The project, in partnership with Fundisa Abantu, a non-governmental organisation, and Greenvale Primary School was launched at the school in Chatsworth, south of Durban.

In August 2020, MANCOSA won the first South African Virtual Design Thinking Challenge which prepares students to develop solutions for local challenges. This initiative was led by five females and four males who comprised a team of students, academics and staff from the institution.  

Following research into the challenges faced by the communities in South Africa amidst COVID-19, the MANCOSA team proposed a solution of a sustainable feeding programme whereby educators, mothers and pupils would create urban agricultural initiatives on school premises to provide nutritious meals. Surplus produce may be sold, traded or bartered.

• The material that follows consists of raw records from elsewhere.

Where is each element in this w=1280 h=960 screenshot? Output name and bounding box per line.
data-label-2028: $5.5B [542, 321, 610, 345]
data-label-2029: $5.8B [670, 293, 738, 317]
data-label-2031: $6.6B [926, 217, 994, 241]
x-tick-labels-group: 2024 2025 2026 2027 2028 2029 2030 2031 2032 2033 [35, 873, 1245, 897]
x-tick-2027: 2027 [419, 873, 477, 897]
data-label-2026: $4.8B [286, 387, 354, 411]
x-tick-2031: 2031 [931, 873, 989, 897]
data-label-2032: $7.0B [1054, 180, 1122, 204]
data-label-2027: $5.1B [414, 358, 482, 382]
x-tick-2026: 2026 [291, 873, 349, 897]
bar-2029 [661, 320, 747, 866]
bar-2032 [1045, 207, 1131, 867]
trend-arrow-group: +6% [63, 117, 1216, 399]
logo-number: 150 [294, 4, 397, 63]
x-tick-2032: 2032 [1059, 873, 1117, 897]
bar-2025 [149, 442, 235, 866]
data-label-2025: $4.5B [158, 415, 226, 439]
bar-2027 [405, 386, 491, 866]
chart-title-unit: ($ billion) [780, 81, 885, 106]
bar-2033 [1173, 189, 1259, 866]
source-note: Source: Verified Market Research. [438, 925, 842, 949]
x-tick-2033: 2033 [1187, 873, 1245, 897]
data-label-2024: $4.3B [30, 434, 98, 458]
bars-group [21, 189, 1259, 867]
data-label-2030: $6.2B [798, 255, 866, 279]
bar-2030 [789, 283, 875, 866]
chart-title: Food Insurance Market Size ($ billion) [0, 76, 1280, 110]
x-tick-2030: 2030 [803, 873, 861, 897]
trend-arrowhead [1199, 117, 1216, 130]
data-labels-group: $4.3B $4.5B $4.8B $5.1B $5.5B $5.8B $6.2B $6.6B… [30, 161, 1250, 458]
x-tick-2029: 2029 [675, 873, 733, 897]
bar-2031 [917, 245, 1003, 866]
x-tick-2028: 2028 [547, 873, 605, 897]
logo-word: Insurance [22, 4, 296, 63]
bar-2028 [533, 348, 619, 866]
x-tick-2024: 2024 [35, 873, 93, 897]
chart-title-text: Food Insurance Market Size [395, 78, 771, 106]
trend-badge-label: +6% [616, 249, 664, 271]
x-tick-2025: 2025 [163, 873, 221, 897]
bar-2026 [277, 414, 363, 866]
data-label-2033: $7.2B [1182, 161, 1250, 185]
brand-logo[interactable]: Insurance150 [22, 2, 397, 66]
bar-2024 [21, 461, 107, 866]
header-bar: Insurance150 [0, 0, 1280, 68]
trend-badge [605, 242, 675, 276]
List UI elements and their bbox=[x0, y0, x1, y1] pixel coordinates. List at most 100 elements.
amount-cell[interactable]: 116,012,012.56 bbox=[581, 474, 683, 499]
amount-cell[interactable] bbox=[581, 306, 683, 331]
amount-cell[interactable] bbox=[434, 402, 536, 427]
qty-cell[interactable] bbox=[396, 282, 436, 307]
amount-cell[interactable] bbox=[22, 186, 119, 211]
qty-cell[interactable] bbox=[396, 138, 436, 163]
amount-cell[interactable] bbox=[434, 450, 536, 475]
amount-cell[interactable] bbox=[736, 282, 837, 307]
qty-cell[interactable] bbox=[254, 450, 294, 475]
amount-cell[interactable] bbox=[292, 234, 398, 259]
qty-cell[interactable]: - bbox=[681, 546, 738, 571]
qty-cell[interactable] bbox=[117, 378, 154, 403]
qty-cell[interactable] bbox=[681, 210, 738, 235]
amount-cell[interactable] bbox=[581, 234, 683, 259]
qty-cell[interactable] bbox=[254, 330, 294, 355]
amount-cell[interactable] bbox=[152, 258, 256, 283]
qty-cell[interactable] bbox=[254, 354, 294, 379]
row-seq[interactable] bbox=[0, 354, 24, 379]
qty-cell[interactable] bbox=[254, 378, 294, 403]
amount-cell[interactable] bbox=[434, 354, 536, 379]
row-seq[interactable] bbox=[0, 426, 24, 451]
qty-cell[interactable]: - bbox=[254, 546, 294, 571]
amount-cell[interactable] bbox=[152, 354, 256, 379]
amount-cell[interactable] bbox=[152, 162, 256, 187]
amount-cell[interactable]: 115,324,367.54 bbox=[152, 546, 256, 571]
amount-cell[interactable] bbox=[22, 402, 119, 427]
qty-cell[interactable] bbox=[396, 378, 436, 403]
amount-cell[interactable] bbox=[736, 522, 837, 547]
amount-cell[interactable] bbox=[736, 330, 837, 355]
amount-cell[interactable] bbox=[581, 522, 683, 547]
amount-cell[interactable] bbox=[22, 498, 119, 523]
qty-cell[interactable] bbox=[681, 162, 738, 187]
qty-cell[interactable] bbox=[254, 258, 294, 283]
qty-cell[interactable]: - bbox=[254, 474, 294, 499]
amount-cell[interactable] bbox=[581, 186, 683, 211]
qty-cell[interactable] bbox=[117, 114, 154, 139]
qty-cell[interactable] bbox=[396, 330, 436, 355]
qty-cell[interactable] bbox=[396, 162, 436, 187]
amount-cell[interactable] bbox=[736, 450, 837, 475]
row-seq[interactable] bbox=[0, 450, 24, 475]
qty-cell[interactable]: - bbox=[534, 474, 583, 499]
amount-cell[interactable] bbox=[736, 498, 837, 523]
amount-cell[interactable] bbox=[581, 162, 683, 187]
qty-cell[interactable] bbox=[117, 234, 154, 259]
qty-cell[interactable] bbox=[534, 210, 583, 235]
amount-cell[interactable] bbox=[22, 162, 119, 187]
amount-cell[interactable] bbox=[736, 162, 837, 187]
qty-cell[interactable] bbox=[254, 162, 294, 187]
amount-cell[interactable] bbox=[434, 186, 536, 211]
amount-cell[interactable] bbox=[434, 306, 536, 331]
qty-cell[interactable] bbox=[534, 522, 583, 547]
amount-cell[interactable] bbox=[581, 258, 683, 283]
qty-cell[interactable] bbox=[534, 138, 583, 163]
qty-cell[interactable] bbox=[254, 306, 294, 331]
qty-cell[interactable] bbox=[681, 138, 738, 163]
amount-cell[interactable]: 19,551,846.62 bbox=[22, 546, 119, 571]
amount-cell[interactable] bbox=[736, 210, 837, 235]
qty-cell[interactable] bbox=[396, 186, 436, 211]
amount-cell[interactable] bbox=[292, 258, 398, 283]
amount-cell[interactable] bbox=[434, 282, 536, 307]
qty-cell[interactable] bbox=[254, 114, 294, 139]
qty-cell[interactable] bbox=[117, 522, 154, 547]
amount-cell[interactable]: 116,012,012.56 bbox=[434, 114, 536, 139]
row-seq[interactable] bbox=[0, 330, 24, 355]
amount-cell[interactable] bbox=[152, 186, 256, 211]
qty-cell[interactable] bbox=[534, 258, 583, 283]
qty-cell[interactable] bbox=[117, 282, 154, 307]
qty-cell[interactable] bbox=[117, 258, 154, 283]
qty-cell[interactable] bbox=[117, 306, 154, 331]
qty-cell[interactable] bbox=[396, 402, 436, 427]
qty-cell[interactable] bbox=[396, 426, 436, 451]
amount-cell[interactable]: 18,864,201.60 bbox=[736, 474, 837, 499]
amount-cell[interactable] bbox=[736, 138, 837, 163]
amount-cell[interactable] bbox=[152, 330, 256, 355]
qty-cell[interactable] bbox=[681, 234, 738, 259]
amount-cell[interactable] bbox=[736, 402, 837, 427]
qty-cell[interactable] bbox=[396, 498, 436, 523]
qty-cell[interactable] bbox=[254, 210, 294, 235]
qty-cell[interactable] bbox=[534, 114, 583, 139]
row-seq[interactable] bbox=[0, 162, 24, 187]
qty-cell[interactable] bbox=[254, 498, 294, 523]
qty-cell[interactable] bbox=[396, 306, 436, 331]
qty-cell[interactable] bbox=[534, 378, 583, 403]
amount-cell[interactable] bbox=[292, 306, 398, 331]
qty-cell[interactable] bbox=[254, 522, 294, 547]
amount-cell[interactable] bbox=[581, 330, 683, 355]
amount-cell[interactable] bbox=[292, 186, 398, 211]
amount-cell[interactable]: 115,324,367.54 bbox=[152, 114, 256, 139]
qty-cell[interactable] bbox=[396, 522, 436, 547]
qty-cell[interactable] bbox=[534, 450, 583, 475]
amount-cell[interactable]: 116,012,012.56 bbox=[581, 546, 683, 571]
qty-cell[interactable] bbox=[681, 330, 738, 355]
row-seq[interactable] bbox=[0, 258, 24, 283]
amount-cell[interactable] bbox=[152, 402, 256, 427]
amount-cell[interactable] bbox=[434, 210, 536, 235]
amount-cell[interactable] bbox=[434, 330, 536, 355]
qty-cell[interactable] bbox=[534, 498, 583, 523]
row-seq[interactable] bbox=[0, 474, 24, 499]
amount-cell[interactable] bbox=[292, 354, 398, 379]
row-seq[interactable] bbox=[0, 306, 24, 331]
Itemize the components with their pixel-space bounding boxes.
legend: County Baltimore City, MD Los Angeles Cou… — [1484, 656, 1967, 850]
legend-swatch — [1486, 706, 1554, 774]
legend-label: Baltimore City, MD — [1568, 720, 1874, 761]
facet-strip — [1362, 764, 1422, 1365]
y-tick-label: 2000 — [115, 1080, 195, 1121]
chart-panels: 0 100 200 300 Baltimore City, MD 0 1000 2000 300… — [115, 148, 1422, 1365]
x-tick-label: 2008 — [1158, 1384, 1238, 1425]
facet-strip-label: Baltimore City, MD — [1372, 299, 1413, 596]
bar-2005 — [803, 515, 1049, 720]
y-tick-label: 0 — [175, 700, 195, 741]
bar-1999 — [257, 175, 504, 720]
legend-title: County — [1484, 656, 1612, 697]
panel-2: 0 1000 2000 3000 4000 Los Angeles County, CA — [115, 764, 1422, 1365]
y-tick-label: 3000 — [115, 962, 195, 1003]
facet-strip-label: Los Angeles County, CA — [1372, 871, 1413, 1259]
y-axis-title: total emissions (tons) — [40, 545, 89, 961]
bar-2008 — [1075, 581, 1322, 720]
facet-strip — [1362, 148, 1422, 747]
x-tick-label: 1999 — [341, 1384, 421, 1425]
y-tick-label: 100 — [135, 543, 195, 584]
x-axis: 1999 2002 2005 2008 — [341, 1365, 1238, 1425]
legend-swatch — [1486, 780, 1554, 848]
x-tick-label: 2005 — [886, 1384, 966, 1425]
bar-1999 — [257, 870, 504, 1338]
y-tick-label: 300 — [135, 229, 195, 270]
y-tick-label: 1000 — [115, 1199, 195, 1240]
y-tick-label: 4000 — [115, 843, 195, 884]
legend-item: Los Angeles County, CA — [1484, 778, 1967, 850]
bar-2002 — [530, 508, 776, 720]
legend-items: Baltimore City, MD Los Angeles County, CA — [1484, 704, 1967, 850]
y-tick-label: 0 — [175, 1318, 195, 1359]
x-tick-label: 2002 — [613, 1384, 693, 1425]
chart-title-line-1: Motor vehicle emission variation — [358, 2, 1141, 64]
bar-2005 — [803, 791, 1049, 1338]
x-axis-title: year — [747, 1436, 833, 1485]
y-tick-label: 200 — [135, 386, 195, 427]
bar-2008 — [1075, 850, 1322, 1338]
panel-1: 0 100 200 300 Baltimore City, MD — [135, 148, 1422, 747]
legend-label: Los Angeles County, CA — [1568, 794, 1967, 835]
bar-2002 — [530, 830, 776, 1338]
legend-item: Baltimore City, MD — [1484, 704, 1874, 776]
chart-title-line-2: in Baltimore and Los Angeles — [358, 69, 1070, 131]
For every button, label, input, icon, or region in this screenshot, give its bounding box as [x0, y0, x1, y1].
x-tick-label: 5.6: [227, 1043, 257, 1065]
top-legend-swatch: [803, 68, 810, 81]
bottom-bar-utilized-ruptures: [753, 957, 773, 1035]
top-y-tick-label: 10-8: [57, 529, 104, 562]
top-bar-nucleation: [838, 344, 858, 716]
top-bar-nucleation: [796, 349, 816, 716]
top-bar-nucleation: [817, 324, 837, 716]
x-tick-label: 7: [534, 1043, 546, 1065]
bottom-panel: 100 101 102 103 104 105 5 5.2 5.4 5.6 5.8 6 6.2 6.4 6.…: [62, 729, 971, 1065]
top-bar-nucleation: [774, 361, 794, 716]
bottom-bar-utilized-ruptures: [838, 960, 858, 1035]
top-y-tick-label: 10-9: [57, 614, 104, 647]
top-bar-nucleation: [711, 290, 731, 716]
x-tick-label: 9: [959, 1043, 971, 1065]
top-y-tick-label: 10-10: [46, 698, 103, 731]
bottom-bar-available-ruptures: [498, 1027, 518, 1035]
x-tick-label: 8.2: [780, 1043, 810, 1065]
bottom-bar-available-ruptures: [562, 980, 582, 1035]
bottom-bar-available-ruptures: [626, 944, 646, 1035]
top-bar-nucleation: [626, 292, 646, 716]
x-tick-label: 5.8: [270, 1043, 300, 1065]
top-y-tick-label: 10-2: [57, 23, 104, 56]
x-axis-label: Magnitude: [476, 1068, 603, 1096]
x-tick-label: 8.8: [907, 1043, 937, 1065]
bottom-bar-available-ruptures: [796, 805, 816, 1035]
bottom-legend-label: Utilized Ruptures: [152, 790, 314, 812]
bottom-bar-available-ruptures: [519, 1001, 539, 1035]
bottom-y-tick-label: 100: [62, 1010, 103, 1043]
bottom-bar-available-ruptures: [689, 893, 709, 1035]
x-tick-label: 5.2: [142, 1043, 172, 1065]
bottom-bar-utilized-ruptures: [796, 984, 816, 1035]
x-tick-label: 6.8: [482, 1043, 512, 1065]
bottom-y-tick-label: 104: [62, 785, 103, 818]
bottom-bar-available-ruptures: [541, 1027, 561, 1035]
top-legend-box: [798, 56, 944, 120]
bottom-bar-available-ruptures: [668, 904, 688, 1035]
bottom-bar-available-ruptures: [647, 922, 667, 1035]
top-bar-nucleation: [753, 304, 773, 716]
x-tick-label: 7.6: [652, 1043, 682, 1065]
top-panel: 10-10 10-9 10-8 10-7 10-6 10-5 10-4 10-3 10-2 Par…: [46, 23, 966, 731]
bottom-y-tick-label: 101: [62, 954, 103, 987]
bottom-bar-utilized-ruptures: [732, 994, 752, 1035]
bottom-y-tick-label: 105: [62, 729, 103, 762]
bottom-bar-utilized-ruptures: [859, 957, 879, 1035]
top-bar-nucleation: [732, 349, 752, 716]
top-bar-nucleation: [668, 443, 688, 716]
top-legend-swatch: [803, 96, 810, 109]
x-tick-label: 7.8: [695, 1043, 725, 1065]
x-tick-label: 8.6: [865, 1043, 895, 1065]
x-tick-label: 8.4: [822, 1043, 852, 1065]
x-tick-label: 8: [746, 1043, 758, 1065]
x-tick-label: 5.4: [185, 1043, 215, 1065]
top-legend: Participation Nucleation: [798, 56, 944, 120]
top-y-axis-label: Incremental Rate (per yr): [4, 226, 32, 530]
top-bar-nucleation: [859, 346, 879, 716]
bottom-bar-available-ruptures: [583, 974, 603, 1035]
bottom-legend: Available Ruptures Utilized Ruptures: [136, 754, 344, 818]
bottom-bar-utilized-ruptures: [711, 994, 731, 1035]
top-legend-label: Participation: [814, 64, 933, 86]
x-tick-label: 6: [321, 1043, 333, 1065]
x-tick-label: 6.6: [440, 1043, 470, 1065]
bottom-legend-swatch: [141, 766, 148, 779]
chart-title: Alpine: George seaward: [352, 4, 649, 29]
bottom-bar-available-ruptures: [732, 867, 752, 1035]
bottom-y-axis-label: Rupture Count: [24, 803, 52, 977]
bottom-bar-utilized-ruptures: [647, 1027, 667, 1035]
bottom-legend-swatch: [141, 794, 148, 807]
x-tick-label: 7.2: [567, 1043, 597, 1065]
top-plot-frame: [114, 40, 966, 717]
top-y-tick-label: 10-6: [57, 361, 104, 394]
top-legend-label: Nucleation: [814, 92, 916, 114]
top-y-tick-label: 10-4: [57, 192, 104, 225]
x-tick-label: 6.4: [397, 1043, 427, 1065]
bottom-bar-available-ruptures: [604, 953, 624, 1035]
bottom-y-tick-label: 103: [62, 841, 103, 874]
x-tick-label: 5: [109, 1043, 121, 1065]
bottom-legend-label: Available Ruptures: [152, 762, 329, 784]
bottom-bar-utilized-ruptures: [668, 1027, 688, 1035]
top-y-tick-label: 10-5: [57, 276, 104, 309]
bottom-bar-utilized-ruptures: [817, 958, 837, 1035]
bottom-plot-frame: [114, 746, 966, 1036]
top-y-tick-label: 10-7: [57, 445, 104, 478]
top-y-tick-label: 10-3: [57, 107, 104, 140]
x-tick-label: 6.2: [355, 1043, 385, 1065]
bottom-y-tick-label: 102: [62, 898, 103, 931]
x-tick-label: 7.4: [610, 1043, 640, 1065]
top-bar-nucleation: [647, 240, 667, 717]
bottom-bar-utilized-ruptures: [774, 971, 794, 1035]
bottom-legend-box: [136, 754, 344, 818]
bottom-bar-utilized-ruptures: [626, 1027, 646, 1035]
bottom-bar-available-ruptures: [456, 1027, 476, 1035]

Sooraya Ebrahim, an academic at MANCOSA who spearheads the Infinity Green Legacy Garden project, said the MANCOSA team was tasked to follow through with their “Victory with a Purpose” solution of creating a sustainable vegetable garden within an underprivileged school to benefit the students, educators and the community in learning and providing nutritious meals to all.

“The project aims to support regular nutrition for school children, create job opportunities by mobilising parents and mothers who are able to generate an income through the sale of vegetables, support a sustainable future with basic entrepreneurial and business skills that will last a lifetime and improve the overall well-being of children through garden therapy which helps reduce anxiety and depression, improves attention and promote feelings of autonomy, dignity and self-pride,” she said.

Viloshnee Pillay, Director of Fundisa Abantu, said the food garden will be used for the school meals programme and to help engage school learners in entrepreneurship skills and financial literacy.

“As a result, this food garden will encourage and empower young people in skills development and social upliftment in the community. Students will learn about agriculture and how to have a positive impact on healthy living. This is a promising approach to improving household food security and well-being.

“Fundisa Abantu is sincerely thankful and appreciative to MANCOSA for giving us the opportunity to develop this self-sustainable project which will be beneficial to the community,” she said.

Greenvale Primary School Principal, Anil Singh, said this project promotes growth and development of the school and community. The objective is to inculcate an interest or passion in agriculture, in the youth and the community.

“There is widespread unemployment and poverty in the community. With this project the school will benefit from proceeds of the sale of fresh produce while learners and the community will develop an interest in home gardening and entrepreneurship.

“We are thankful to MANCOSA as this project will create a sustainable food garden for the community,” he said.

The MANCOSA team plans to empower other underprivileged schools and communities to create their own gardens in their backyards to ensure no child goes hungry.

MANCOSA plans to expand this project to an underprivileged school in Johannesburg and to the wider South African community next year.